Posté Lun 28 Juin 2021 - 23:47 par Serena Porteflamme
-Zagahahahahaha ! IL FAIT UN DE CES SOLEIL AUJOURD’HUI ! ON POURRAIT CUIRE UN ŒUF SUR MON CRANE !
-Je te jure Bermudes que ça m’avait presque manqué.
-Oh, le désert ? Nooooon… il n’y en a pas sur la route des fous, là, sur aucune île où tu as foutu les pieds ?
-Je parlais pas de ça.
Je parlais de ton rire, de tes randonnées surréalistes toute la journée dans le désert, à pied mais en traînant derrière nous un chameau à moitié crevé par la cadence et qui a du mal à nous suivre, et qui galère d’autant plus qu’on l’a chargé comme un galion, histoire d’avoir ce qu’il faut pour entretenir ton énorme bide, pour se poser un moment comme ont l’a fait au bord d’une petite oasis avec parasol, glacière, meuble complet avec les verres dedans, la totale. Tu es cinglé Bermudes, un grand cinglé comme ton père, mais en sympa. Et putain, ce que tu m’avais manqué.
-Les meilleures choses ont une fin ! On rentre au bercail Serena ! C’est que je suis de garde, moi ! Et puis je t’ai pas dit, j’ai un nouveau petit compagnon!
-Ah ouais ?
-Un chat ! Il est merveilleux ! Je l’ai appelé Poupoule !Tu ne devineras pas, il fait le salut au drapeau en miaulant, le réveil des troupes en feulant, et le couvre feu…
… En pétant. D’accord Bermudes. C’est de ma faute. J’aurais pas du demander.

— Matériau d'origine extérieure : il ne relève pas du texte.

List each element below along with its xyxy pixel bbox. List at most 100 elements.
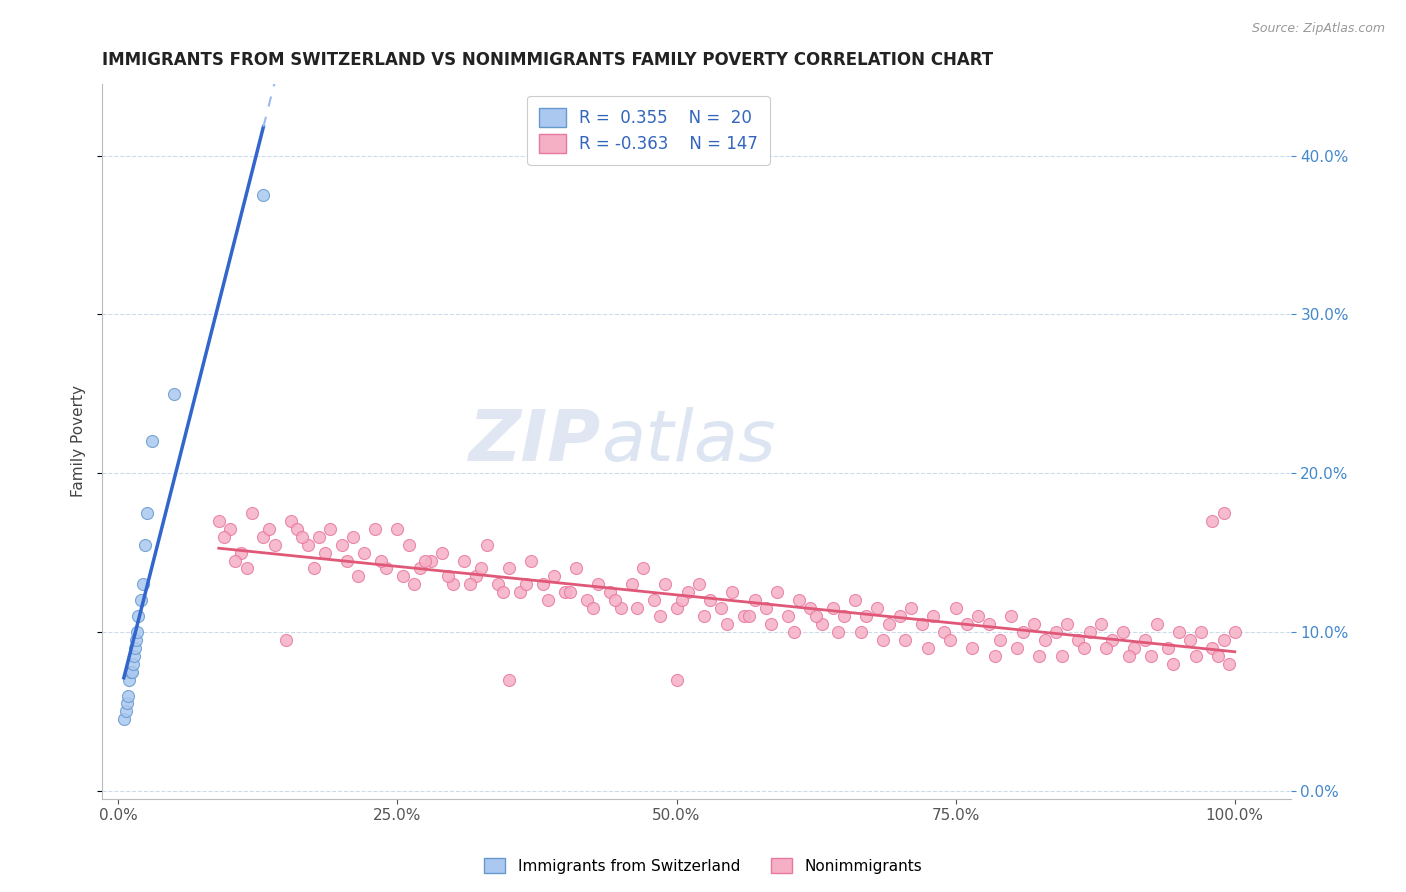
Point xyxy=(1033,632,1056,647)
Point xyxy=(132,577,155,591)
Point xyxy=(565,561,588,575)
Point xyxy=(409,561,432,575)
Point xyxy=(1101,632,1123,647)
Point xyxy=(738,609,761,624)
Point xyxy=(710,601,733,615)
Point xyxy=(934,625,956,640)
Point xyxy=(240,506,263,520)
Legend: R =  0.355    N =  20, R = -0.363    N = 147: R = 0.355 N = 20, R = -0.363 N = 147 xyxy=(527,96,769,164)
Point xyxy=(122,648,145,663)
Point xyxy=(688,577,710,591)
Point xyxy=(285,522,308,536)
Point xyxy=(821,601,844,615)
Point xyxy=(789,593,811,607)
Point xyxy=(314,546,336,560)
Point xyxy=(1112,625,1135,640)
Point xyxy=(353,546,375,560)
Point xyxy=(917,640,939,655)
Text: Source: ZipAtlas.com: Source: ZipAtlas.com xyxy=(1251,22,1385,36)
Point xyxy=(648,609,671,624)
Point xyxy=(252,530,274,544)
Point xyxy=(988,632,1011,647)
Point xyxy=(515,577,537,591)
Point xyxy=(364,522,387,536)
Point xyxy=(1189,625,1212,640)
Point xyxy=(370,553,392,567)
Point xyxy=(1123,640,1146,655)
Point xyxy=(1067,632,1090,647)
Point xyxy=(319,522,342,536)
Point xyxy=(121,657,143,671)
Point xyxy=(654,577,676,591)
Point xyxy=(498,561,520,575)
Point xyxy=(866,601,889,615)
Point xyxy=(430,546,453,560)
Point xyxy=(733,609,755,624)
Point xyxy=(1028,648,1050,663)
Point xyxy=(560,585,582,599)
Point xyxy=(1073,640,1095,655)
Point xyxy=(983,648,1005,663)
Point xyxy=(1011,625,1033,640)
Point xyxy=(486,577,509,591)
Point xyxy=(582,601,605,615)
Point xyxy=(127,625,149,640)
Point xyxy=(1218,657,1240,671)
Point xyxy=(1206,648,1229,663)
Point xyxy=(626,601,648,615)
Point xyxy=(118,673,141,687)
Point xyxy=(1050,648,1073,663)
Point xyxy=(945,601,967,615)
Point xyxy=(235,561,257,575)
Point xyxy=(375,561,398,575)
Point xyxy=(844,593,866,607)
Point xyxy=(554,585,576,599)
Point xyxy=(115,705,138,719)
Point xyxy=(922,609,945,624)
Point xyxy=(1095,640,1118,655)
Point xyxy=(766,585,789,599)
Point xyxy=(520,553,543,567)
Text: IMMIGRANTS FROM SWITZERLAND VS NONIMMIGRANTS FAMILY POVERTY CORRELATION CHART: IMMIGRANTS FROM SWITZERLAND VS NONIMMIGR… xyxy=(101,51,993,69)
Point xyxy=(531,577,554,591)
Point xyxy=(263,538,285,552)
Point xyxy=(458,577,481,591)
Point xyxy=(280,514,302,528)
Point xyxy=(1090,617,1112,632)
Point xyxy=(979,617,1001,632)
Point xyxy=(297,538,319,552)
Point xyxy=(475,538,498,552)
Point xyxy=(827,625,849,640)
Point xyxy=(810,617,832,632)
Point xyxy=(900,601,922,615)
Point xyxy=(1118,648,1140,663)
Text: atlas: atlas xyxy=(600,407,776,476)
Point xyxy=(224,553,246,567)
Point xyxy=(643,593,665,607)
Point xyxy=(1163,657,1185,671)
Point xyxy=(832,609,855,624)
Point xyxy=(127,609,149,624)
Point xyxy=(956,617,979,632)
Point xyxy=(347,569,370,583)
Point xyxy=(1201,640,1223,655)
Point xyxy=(291,530,314,544)
Point xyxy=(117,689,139,703)
Point xyxy=(1178,632,1201,647)
Point xyxy=(783,625,806,640)
Point xyxy=(1056,617,1078,632)
Point xyxy=(939,632,962,647)
Point xyxy=(671,593,693,607)
Point xyxy=(755,601,778,615)
Point xyxy=(1157,640,1180,655)
Point xyxy=(257,522,280,536)
Point xyxy=(911,617,934,632)
Point xyxy=(676,585,699,599)
Point xyxy=(620,577,643,591)
Point xyxy=(125,632,148,647)
Point xyxy=(342,530,364,544)
Point xyxy=(799,601,821,615)
Point xyxy=(252,188,274,202)
Text: ZIP: ZIP xyxy=(468,407,600,476)
Point xyxy=(419,553,441,567)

Toujours est-il qu’on élargit encore le pas, on court presque sur le sable. J’ai perdu un peu l’ancrage, parfois, je glisse un peu, mais pas assez pour ne pas participer activement au remorquage du chameau, qui a la moitié des pattes qui touche même plus terre. Ses babines moussent littéralement sous ses gros yeux jaunes injectés de sang. Je dois être en train de devenir une connasse insouciante et heureuse de vivre, parce que je trouve ça marrant. Vraiment marrant. Tiens, t’avais qu’à connaître la guerre, les latrines à l’éponge et les entraînements de Bermudes, Ketsuno, Jenkins, la bête. Ce serait toi qui serait en train de galoper comme un con en nous traînant derrière toi, et en nous regardant cracher du sable par tous les orifices.
-Bercail en vue !
La vue perçante de Bermudes le trompe jamais. On la voit de loin, Hinu Town, avec son port qui attire les derniers bateaux du jours, qui tracent sur l’eau des traits d’écume qui font penser aux mailles d’une énorme toile d’araignée, ses maisons en terre cuite qui recuit encore sous ce qui reste de soleil, et ses palmiers qu’on devine prêts à se coucher tellement qu’ils débordent de dates. J’ai toujours aimé ce patelin. Il fait sec, on y mange bien. Et il y a Bermudes. C’est con qu’Andy ait pas pu venir aussi en permission. Toujours blessé, toujours au pieu. Mais hors de danger d’après le doc. Juste salement défiguré. Il a dit que c’était mieux comme ça, qu’on avait encore moins de chances de capter qui il était vraiment. Et qu’on ferait peut-être moins de difficultés pour le faire changer d’unité, et le placer sous mes ordres. J’ai le sourire en pensant à tout ça. Tellement que quand on arrive dans la première ruelle avec Bermudes et le chameau, qui galère à retrouver de sa superbe, on est encore tellement dans l’euphorie qu’on se bouscule ce qui ressemble à une caravane complète. Avec une nana qui a l’air d’avoir subi pour la première fois de sa vie un entraînement spécial Bermudes, façon soixante bornes dans le désert avec option cailloux dans le sac, flotte à l’arrivée si tu es sage, et météo choisie sur mesure pour son nombre de degrés au-dessus de trente.
J’ai à peine le temps de noter ça, parce qu’avec le chameau qui est en roue libre, on fait un massacre. Il continue tout droit, et il y a du turban qui vole, des robes qui se soulèvent, des culs qui tombent sur les pavés, et des jurons qui partent de tous les côtés. Bermudes se marre. Et je dois dire que moi aussi, un peu. Merde, c’est les vacances. Aucune raison pour que ça tourne mal.